Adoptant un cadre théorique résolument constructiviste, les trois auteures tournent et retournent la langue pour nous faire réaliser à quel point la binarité des genres correspond à une construction sociale. Le bassin d’auteures et d’auteurs mobilisé s’inscrit incontestablement dans ce courant : d’Erving Goffman à Simone de Beauvoir, en passant par Georg Simmel, l’essentialisme est mis à mal. À de nombreuses reprises, Boisclair, Joubert et Saint-Martin se questionnent sur cette ligne ambiguë entre ce que la société considère comme inné ou acquis, d’où les chapitres intitulés « L’école de la féminité » et « Persistante différence, agaçante différence ». Elles partagent avec le lectorat leurs hypothèses quant à la socialisation masculine et féminine : « Ça meuble notre environnement, ça nous est familier, et ce qui nous est familier nous paraît bientôt “ naturel ” » (p. 37). Quant au rapport au biologique, c’est l’idée du spectre qui est retenue : « Les biologistes et les généticiens s’entendent de nos jours pour soutenir qu’il n’y a pas de frontière nette entre l’un et l’autre sexe, comme on l’a longtemps cru. Un modèle conceptuel plus juste serait celui du spectre, du continuum » (p. 38). À la fin de sa chronique intitulée « Les filles de la construction », Joubert va même jusqu’à traduire en images le postulat constructiviste (p. 42) :

Dans ces moments, je pense à toutes celles qui ont eu le courage, elles, tranquillement, à leur rythme, d’investir des métiers non traditionnels, d’être des pionnières, d’être des filles de la construction, des filles qui, littéralement, construisent une nouvelle réalité. Je suis fière d’elles.

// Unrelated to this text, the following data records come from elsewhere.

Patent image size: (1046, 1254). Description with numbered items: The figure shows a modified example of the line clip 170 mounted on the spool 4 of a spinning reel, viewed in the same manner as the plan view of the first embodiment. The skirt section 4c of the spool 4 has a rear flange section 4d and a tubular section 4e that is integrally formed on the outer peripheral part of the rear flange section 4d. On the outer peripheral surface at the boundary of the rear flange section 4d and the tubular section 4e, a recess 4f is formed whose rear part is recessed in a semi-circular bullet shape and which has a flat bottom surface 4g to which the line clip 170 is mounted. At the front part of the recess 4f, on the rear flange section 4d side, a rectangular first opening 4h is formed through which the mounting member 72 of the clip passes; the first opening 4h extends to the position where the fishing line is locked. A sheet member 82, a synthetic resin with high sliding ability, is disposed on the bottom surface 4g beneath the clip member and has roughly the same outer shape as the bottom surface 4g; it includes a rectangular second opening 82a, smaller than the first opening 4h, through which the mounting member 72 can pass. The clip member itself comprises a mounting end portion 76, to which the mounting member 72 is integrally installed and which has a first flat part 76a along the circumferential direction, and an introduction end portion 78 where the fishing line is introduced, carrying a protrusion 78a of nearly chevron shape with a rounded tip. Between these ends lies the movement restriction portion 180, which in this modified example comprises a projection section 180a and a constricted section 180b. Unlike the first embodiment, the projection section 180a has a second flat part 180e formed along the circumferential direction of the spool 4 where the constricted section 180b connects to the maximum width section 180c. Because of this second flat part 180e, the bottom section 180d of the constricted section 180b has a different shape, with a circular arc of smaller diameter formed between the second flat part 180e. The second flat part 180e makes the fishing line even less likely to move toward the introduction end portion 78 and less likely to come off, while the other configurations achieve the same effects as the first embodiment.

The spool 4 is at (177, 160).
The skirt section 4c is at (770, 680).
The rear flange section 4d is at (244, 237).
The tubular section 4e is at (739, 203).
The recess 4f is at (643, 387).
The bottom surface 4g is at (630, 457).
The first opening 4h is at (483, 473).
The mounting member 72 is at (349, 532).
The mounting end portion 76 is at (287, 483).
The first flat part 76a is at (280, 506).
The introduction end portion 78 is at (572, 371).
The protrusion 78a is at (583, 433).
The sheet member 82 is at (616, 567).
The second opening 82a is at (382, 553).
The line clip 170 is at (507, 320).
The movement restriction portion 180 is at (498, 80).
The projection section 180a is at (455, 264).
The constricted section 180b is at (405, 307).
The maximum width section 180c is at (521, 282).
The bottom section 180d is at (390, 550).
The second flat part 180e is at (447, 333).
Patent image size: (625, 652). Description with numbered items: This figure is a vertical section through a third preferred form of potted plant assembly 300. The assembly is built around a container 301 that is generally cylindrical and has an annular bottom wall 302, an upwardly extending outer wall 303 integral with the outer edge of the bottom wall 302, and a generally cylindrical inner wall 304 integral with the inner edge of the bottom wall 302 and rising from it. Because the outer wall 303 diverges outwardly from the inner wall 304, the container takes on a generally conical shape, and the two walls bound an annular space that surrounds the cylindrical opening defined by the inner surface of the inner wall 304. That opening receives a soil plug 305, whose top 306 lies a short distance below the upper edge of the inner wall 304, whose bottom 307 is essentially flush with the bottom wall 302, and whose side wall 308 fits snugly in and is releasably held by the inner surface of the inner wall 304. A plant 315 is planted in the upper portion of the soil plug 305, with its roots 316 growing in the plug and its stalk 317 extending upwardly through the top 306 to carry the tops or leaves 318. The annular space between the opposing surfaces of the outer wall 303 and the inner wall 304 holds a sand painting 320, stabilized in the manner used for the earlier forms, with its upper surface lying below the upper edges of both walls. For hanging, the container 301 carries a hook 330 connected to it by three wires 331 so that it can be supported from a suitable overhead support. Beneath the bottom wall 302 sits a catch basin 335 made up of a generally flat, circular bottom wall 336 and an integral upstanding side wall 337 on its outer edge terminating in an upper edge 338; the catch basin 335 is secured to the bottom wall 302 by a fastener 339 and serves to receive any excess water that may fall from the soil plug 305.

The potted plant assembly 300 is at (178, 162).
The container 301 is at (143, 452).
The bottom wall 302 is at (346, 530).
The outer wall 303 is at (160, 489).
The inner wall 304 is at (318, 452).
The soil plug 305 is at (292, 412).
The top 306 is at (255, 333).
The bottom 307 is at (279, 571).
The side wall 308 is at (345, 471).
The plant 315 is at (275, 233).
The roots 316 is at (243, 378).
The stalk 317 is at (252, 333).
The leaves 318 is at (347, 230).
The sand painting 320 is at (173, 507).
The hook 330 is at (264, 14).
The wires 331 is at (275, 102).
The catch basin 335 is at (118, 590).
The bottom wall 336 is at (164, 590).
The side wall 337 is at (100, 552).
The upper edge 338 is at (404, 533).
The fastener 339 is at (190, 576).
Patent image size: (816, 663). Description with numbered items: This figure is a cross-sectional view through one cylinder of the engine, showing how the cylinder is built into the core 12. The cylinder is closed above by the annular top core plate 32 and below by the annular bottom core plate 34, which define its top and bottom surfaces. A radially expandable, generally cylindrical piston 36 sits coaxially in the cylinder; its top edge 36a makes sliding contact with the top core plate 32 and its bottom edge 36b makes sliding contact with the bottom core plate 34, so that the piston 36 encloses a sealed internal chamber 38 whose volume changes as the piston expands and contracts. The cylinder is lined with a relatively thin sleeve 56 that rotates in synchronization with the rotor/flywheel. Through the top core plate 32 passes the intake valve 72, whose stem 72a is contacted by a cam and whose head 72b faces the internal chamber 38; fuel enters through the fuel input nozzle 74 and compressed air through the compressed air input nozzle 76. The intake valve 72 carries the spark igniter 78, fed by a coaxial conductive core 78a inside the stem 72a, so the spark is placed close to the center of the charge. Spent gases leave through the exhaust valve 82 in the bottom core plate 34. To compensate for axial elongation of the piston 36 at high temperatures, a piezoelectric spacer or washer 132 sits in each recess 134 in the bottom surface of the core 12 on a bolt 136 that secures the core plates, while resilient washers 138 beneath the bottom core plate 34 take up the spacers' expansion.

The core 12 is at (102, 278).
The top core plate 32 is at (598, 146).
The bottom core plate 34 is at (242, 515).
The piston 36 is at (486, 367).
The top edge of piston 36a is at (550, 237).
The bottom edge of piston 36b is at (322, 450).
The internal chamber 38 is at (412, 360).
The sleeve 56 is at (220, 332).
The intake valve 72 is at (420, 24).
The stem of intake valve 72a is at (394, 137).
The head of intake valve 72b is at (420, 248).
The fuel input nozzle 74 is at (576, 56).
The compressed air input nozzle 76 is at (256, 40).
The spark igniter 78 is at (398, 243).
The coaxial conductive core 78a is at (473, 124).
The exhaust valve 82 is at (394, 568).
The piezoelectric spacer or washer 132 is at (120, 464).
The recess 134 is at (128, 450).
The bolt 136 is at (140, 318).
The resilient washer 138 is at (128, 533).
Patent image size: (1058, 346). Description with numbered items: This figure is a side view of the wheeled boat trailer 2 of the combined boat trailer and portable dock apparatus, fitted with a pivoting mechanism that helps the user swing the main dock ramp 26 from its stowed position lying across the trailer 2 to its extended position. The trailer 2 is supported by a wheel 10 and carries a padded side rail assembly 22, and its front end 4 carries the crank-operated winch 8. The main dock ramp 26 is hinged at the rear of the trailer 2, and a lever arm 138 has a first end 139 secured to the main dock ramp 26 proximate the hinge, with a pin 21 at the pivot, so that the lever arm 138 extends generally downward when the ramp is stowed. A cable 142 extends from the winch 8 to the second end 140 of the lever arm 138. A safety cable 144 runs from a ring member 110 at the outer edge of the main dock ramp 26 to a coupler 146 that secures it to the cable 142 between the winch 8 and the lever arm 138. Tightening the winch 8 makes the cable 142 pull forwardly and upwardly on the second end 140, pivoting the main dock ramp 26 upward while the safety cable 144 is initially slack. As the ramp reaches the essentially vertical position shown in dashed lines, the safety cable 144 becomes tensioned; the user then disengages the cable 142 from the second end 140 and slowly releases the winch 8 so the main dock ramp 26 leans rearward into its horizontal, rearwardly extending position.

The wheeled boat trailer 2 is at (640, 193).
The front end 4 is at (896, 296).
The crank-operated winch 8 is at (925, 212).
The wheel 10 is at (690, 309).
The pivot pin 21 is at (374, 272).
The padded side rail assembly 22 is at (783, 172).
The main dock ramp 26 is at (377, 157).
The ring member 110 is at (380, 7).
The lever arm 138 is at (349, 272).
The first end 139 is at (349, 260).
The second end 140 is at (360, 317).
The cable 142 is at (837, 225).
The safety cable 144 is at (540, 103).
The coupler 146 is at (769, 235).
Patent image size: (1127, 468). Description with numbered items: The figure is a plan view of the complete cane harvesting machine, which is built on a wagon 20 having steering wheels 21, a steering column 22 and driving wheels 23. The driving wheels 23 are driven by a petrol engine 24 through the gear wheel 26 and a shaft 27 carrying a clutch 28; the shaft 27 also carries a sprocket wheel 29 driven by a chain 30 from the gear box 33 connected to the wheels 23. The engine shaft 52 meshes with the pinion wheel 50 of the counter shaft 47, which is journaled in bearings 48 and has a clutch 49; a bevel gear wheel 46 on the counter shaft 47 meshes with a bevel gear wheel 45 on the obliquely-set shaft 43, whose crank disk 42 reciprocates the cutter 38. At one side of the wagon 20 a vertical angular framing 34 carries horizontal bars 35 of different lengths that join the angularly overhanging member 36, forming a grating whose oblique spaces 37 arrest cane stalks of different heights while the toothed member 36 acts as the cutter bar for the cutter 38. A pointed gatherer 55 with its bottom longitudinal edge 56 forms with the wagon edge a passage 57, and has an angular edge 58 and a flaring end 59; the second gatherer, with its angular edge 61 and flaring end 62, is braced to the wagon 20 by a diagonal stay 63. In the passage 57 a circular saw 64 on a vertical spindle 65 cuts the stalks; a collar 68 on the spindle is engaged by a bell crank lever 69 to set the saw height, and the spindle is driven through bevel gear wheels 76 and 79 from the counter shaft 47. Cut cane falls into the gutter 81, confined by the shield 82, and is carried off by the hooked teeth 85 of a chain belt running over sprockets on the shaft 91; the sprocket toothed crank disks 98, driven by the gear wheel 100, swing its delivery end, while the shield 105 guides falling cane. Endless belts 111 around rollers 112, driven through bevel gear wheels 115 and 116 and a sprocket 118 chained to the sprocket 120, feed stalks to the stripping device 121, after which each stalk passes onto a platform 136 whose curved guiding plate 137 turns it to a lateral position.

Bien qu’elles soient brèves, de multiples références à des auteures féministes étayent l’ouvrage. Toujours dans un esprit d’accessibilité, les théories abordées sont loin de s’adresser strictement aux personnes les plus aguerries et s’insèrent admirablement dans les récits. On mentionne, entre autres, Nicole-Claude Mathieu (1991) et son idée sur le caractère systématiquement masculin des sous-groupes sociaux (pauvres, jeunes, etc.), Paola Tabet (2004) et l’échange économico-sexuel (comme solution de rechange au terme « prostitution ») ainsi que Virginia Woolf (1987) et sa « chambre à soi ». Les références complètes figurent dans les dernières pages du livre.

En somme, cet ouvrage nous convainc du besoin collectif de remettre en question les manifestations du sexisme ordinaire, aussi (prétendument) banales soient-elles. Sa lecture apparaît comme une occasion en or pour s’ouvrir à la pensée féministe et pour intégrer l’application d’un féminisme du quotidien. Chaque moment est saisissable pour déconstruire la perpétuation des catégories de genre et des clichés sexistes. Les trois auteures rappellent que, bien qu’elle soit définitivement ingrate, la tâche de compter les femmes à chaque moment s’avère primordiale tant que la parité ne sera pas atteinte, et ce, dans toutes les sphères de la vie quotidienne. Éprises de liberté et de justice, Boisclair, Joubert et Saint-Martin s’interrogent, toujours avec une pointe d’ironie, sur la supériorité du masculin sur le féminin. Elles font le voeu que les femmes « arrêtent de faire une équivalence entre leur corps, leur personne et leur travail » (p. 109). Nous espérons qu’il sera entendu.